Arca ini sangat mencerminkan peninggalan Kerajaan Kadiri karena
memakai samboghakaya (perhiasan) sangat mewah. “Arca Ganesha yan g
menunggangi tikus ini memiliki filosofi tersendiri,” ujar Suwardono.
Tikus atau musaka, menurut Suwardono, artinya mencuri. Atau bisa
dibilang suatu ego/keakuan yang bisa menghancurkan diri. “Tikus
ditunggangi Ganesha ini menggambarkan bahwa ego atau keakuan itu
dikendalikan oleh dewa akal pikiran yaitu Ganesha.

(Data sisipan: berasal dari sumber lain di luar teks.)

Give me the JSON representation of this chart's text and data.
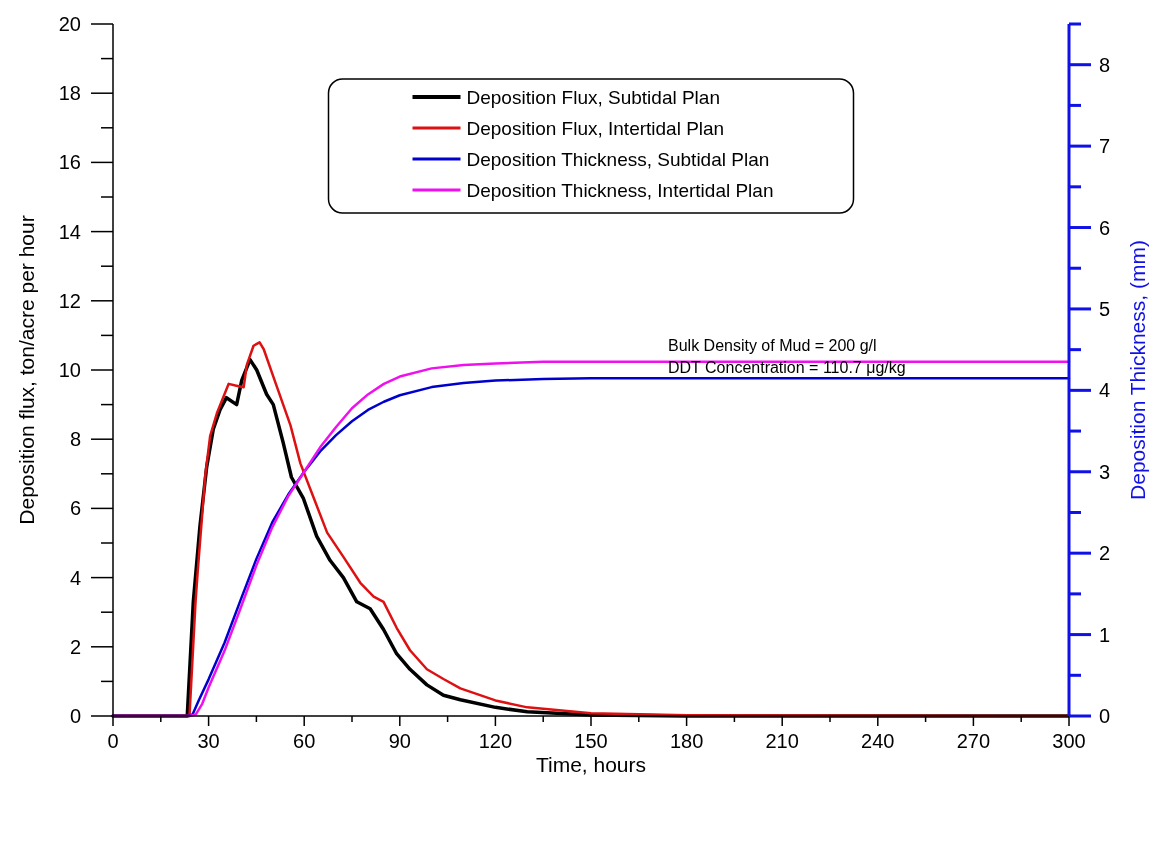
{
  "chart_data": {
    "type": "line",
    "xlabel": "Time, hours",
    "ylabel": "Deposition flux, ton/acre per hour",
    "y2label": "Deposition Thickness, (mm)",
    "xlim": [
      0,
      300
    ],
    "xticks": [
      0,
      {
        "value": 15,
        "label": null
      },
      30,
      {
        "value": 45,
        "label": null
      },
      60,
      {
        "value": 75,
        "label": null
      },
      90,
      {
        "value": 105,
        "label": null
      },
      120,
      {
        "value": 135,
        "label": null
      },
      150,
      {
        "value": 165,
        "label": null
      },
      180,
      {
        "value": 195,
        "label": null
      },
      210,
      {
        "value": 225,
        "label": null
      },
      240,
      {
        "value": 255,
        "label": null
      },
      270,
      {
        "value": 285,
        "label": null
      },
      300
    ],
    "ylim": [
      0,
      20
    ],
    "yticks": [
      0,
      {
        "value": 1,
        "label": null
      },
      2,
      {
        "value": 3,
        "label": null
      },
      4,
      {
        "value": 5,
        "label": null
      },
      6,
      {
        "value": 7,
        "label": null
      },
      8,
      {
        "value": 9,
        "label": null
      },
      10,
      {
        "value": 11,
        "label": null
      },
      12,
      {
        "value": 13,
        "label": null
      },
      14,
      {
        "value": 15,
        "label": null
      },
      16,
      {
        "value": 17,
        "label": null
      },
      18,
      {
        "value": 19,
        "label": null
      },
      20
    ],
    "y2lim": [
      0,
      8.5
    ],
    "y2ticks": [
      0,
      {
        "value": 0.5,
        "label": null
      },
      1,
      {
        "value": 1.5,
        "label": null
      },
      2,
      {
        "value": 2.5,
        "label": null
      },
      3,
      {
        "value": 3.5,
        "label": null
      },
      4,
      {
        "value": 4.5,
        "label": null
      },
      5,
      {
        "value": 5.5,
        "label": null
      },
      6,
      {
        "value": 6.5,
        "label": null
      },
      7,
      {
        "value": 7.5,
        "label": null
      },
      8,
      {
        "value": 8.5,
        "label": null
      }
    ],
    "grid": false,
    "legend": "top",
    "line_style": "solid",
    "annotations": [
      "Bulk Density of Mud = 200 g/l",
      "DDT Concentration = 110.7 μg/kg"
    ],
    "series": [
      {
        "name": "Deposition Flux, Subtidal Plan",
        "color": "#000000",
        "x": [
          0,
          23.3,
          25.2,
          27.3,
          29.4,
          31.5,
          33.6,
          35.6,
          38.8,
          40.4,
          43,
          45.1,
          48.2,
          50.3,
          53.4,
          56,
          59.7,
          63.9,
          68.1,
          72.3,
          76.5,
          80.7,
          84.9,
          89,
          93.2,
          98.5,
          103.7,
          109,
          120,
          130,
          150,
          180,
          300
        ],
        "values": [
          0,
          0,
          3.3,
          5.5,
          7.2,
          8.3,
          8.85,
          9.2,
          9.0,
          9.7,
          10.3,
          10.0,
          9.3,
          9.0,
          7.9,
          6.9,
          6.3,
          5.2,
          4.5,
          4.0,
          3.3,
          3.1,
          2.5,
          1.8,
          1.35,
          0.9,
          0.6,
          0.47,
          0.25,
          0.12,
          0.03,
          0,
          0
        ]
      },
      {
        "name": "Deposition Flux, Intertidal Plan",
        "color": "#dd1111",
        "x": [
          0,
          24,
          25.9,
          26.6,
          29,
          30.5,
          32.6,
          36.3,
          38.4,
          41,
          42,
          44.1,
          46,
          47.3,
          51.5,
          55.7,
          58.8,
          63,
          67.2,
          72.3,
          77.6,
          81.8,
          84.9,
          89,
          93.2,
          98.5,
          103.7,
          109,
          120,
          130,
          150,
          180,
          300
        ],
        "values": [
          0,
          0,
          3.3,
          4.2,
          7,
          8.1,
          8.75,
          9.6,
          9.55,
          9.5,
          10.15,
          10.7,
          10.8,
          10.6,
          9.5,
          8.4,
          7.3,
          6.3,
          5.3,
          4.6,
          3.85,
          3.45,
          3.3,
          2.55,
          1.9,
          1.35,
          1.07,
          0.8,
          0.45,
          0.25,
          0.08,
          0.02,
          0
        ]
      },
      {
        "name": "Deposition Thickness, Subtidal Plan",
        "color": "#0000cc",
        "axis": "y2",
        "x": [
          0,
          23.5,
          25,
          27,
          30,
          35,
          40,
          45,
          50,
          55,
          60,
          65,
          70,
          75,
          80,
          85,
          90,
          100,
          110,
          120,
          135,
          150,
          300
        ],
        "values": [
          0,
          0,
          0.02,
          0.2,
          0.45,
          0.9,
          1.42,
          1.93,
          2.38,
          2.72,
          3.0,
          3.25,
          3.45,
          3.62,
          3.76,
          3.86,
          3.94,
          4.04,
          4.09,
          4.12,
          4.14,
          4.15,
          4.15
        ]
      },
      {
        "name": "Deposition Thickness, Intertidal Plan",
        "color": "#ee11ee",
        "axis": "y2",
        "x": [
          0,
          24,
          26,
          28,
          30,
          35,
          40,
          45,
          50,
          55,
          60,
          65,
          70,
          75,
          80,
          85,
          90,
          100,
          110,
          120,
          135,
          150,
          300
        ],
        "values": [
          0,
          0,
          0.02,
          0.15,
          0.35,
          0.8,
          1.32,
          1.85,
          2.32,
          2.7,
          3.0,
          3.3,
          3.55,
          3.78,
          3.95,
          4.08,
          4.17,
          4.27,
          4.31,
          4.33,
          4.35,
          4.35,
          4.35
        ]
      }
    ]
  }
}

Ini menjadi falsafah
hidup tersendiri bagi manusia,” ujarnya.
Menilik hal tersebut, Suwardono memperkirakan arca Ganesha yang
ditemukan akhir 2008 lalu itu berfungsi menjaga tempat-tempat rawann
seperti pertemuan dua sungai, jurang atau lemmbah, dan sebagainya.
“Sementara ini kami menyebut arca Ganesha mengendarai tikus ini
satu-satunya di Indonesia setelah mengecek ke tiga lembaga yaitu Balai
Arkeologi Yogyakarta, Puslitbang Arkeologi Nasional Jakarta, serta Balai
Pelestarian Peninggalan Purbakala (BP3) Trowulan,” ujar Suwardono.

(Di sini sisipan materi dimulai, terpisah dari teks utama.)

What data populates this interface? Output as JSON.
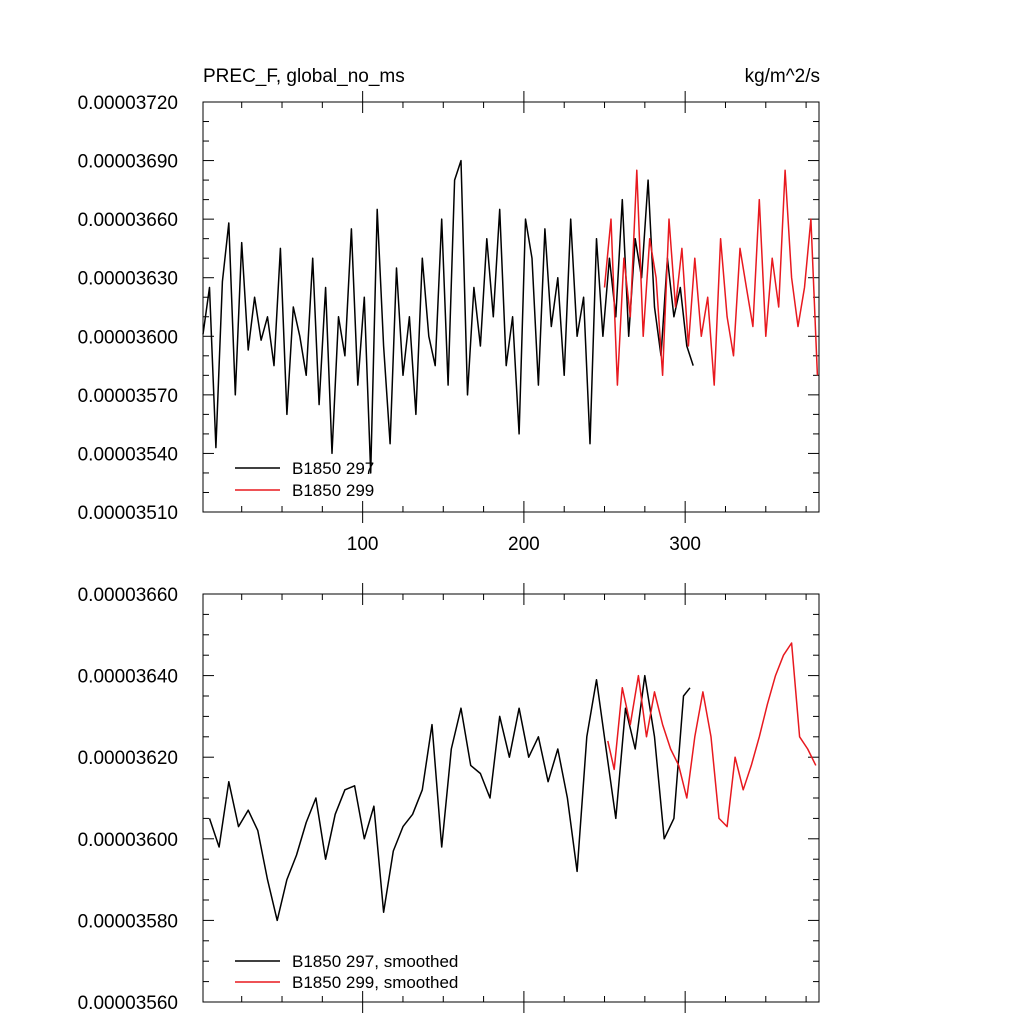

Dengan datangnya arca Ganesha tersebut, maka koleksi arca Ganesha di
Balai Penyelamatan Benda Purbakala Mpu Purwa Malang menjadi 14 arca.
Total seluruh koleksi balai tersebut adalah 121 benda terdiri dari arca,
fragmen bangunan, dan prasasti.
Meski sejumlah arca dan peninggalan bersejarah telah berulang kali
ditemukan, saat ini menurut Suwardono dan Sumantri masih ada belasan
benda-benda peninggalan bersejarah yang tercecer di luar balai. Misalnya
arca Stambha Singa di Dukuh Sempol Merjosari, Situs Karangbesuki, situs
Mbah Tugu di Celaket, dan sebagainya.
Arca dan situs-situs itu tidak semuanya mendapat perawatan memadai.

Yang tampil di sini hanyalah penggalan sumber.